CAP Theorem - High-Level Design

The CAP theorem is one of the most important ideas in distributed systems. It says that when we build a system spread across multiple machines, we can only guarantee two out of three properties at the same time. Understanding this helps us make smart trade-offs when picking databases and designing architectures.

The Three Properties

Consistency (C) — Every read gets the most recent write. If we write “balance = $500,” every node in the system immediately returns $500. No stale data, ever.

Availability (A) — Every request gets a response (success or failure), even if some nodes are down. The system never says “sorry, I can’t respond right now.”

Partition Tolerance (P) — The system keeps working even when network communication between nodes breaks. Messages get dropped or delayed, and the system handles it.

Why We Can Only Pick Two

Think of it like this. We have two database nodes, Node A and Node B, that are supposed to stay in sync. Suddenly the network between them breaks (a partition).

Now a write comes in to Node A: “update balance to $500.”

We have two choices:

Stay consistent (CP) — Node B rejects reads because it can’t confirm it has the latest data. We sacrifice availability.
Stay available (AP) — Node B serves reads with its old data. We sacrifice consistency.

We can’t have both. If the network is broken, we either serve stale data (lose C) or refuse to respond (lose A). There’s no trick around this.

Partition Tolerance Is Not Optional

Here’s the thing most people miss: we always have to pick P. Network partitions happen in the real world. Cables get cut. Switches fail. Cloud regions have outages. If our system can’t handle a network partition, it’s not a real distributed system.

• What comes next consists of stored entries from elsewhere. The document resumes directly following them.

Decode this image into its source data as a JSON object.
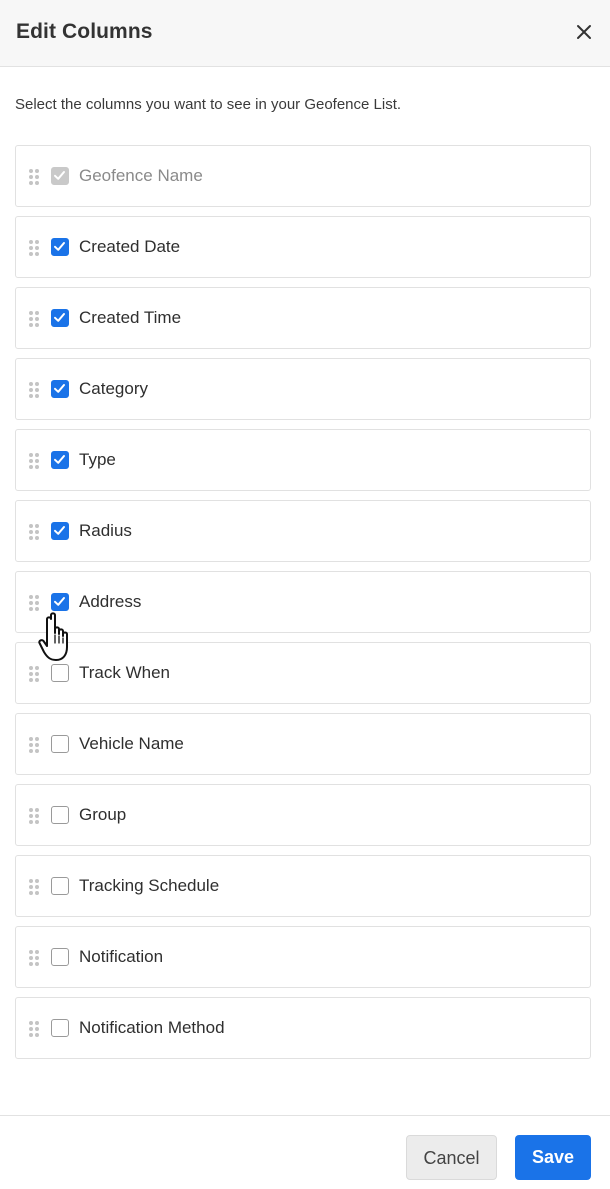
{
  "dialog": {
    "title": "Edit Columns",
    "close_icon": "close-icon",
    "subtitle": "Select the columns you want to see in your Geofence List."
  },
  "columns": [
    {
      "label": "Geofence Name",
      "checked": true,
      "disabled": true
    },
    {
      "label": "Created Date",
      "checked": true,
      "disabled": false
    },
    {
      "label": "Created Time",
      "checked": true,
      "disabled": false
    },
    {
      "label": "Category",
      "checked": true,
      "disabled": false
    },
    {
      "label": "Type",
      "checked": true,
      "disabled": false
    },
    {
      "label": "Radius",
      "checked": true,
      "disabled": false
    },
    {
      "label": "Address",
      "checked": true,
      "disabled": false
    },
    {
      "label": "Track When",
      "checked": false,
      "disabled": false
    },
    {
      "label": "Vehicle Name",
      "checked": false,
      "disabled": false
    },
    {
      "label": "Group",
      "checked": false,
      "disabled": false
    },
    {
      "label": "Tracking Schedule",
      "checked": false,
      "disabled": false
    },
    {
      "label": "Notification",
      "checked": false,
      "disabled": false
    },
    {
      "label": "Notification Method",
      "checked": false,
      "disabled": false
    }
  ],
  "footer": {
    "cancel_label": "Cancel",
    "save_label": "Save"
  },
  "colors": {
    "accent": "#1a73e8",
    "disabled_check": "#c9c9c9"
  }
}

So the real choice is between CP and AP. It’s never “CA” in a distributed system.

CP vs AP Systems

CAP Triangle

Consistency (C)

╱ ╲

CP CA

╱ ╲

Availability (A) ──── Partition Tolerance (P)

CP: MongoDB, HBase, Redis Cluster, Zookeeper

AP: Cassandra, DynamoDB, CouchDB, Riak

CA: Single-node PostgreSQL, MySQL (not distributed)

CP Systems (Consistency + Partition Tolerance)

These systems prioritize correctness. During a partition, they’d rather refuse some requests than serve stale data.

MongoDB — In a replica set, if the primary goes down, writes are refused until a new primary is elected
HBase — Strong consistency via a single region server per row
Redis (single node) — All reads/writes go to one node, so it’s always consistent
Zookeeper — Used for distributed coordination where correctness is everything

Best for: Banking, inventory systems, anything where serving wrong data is worse than being temporarily unavailable.

AP Systems (Availability + Partition Tolerance)

These systems prioritize uptime. During a partition, they keep serving requests even if the data might be slightly stale.

Cassandra — Writes succeed on any available node, syncs later
DynamoDB — Designed for “always available” at Amazon scale
CouchDB — Multi-master replication, resolves conflicts later

Best for: Social media feeds, shopping carts, analytics — where showing slightly old data is fine but downtime is not.

How to Decide: CP or AP?

Ask ourselves these questions:

Is stale data dangerous? If a user sees an old bank balance and overdrafts, that’s bad → CP
Is downtime unacceptable? If our e-commerce site goes down during Black Friday, we lose millions → AP
Can we fix inconsistency later? If we can reconcile data after the partition heals → AP is fine

Most real-world systems aren’t purely CP or AP. They’re tunable. Cassandra, for example, lets us choose consistency level per query. We can read with QUORUM for important data (more consistent) and ONE for less critical data (more available).

Common Misconceptions

“CAP means we pick exactly two.” Not really. In normal operation (no partition), we get all three. CAP only forces a choice during a partition event.

“CA systems exist in distributed setups.” Nope. If we’re distributed, partitions will happen. CA only applies to single-node databases.

“CP means zero availability.” No. CP systems are available most of the time. They only sacrifice availability during actual partition events, which are (hopefully) rare.

Key Takeaway

In simple language, CAP theorem tells us that in a distributed system, when the network breaks, we have to choose: do we serve possibly-stale data (AP), or do we refuse requests until we’re sure the data is correct (CP)? Neither choice is wrong — it depends on what our system is doing. Banks pick consistency. Social media picks availability. The key is knowing which trade-off we’re making and why.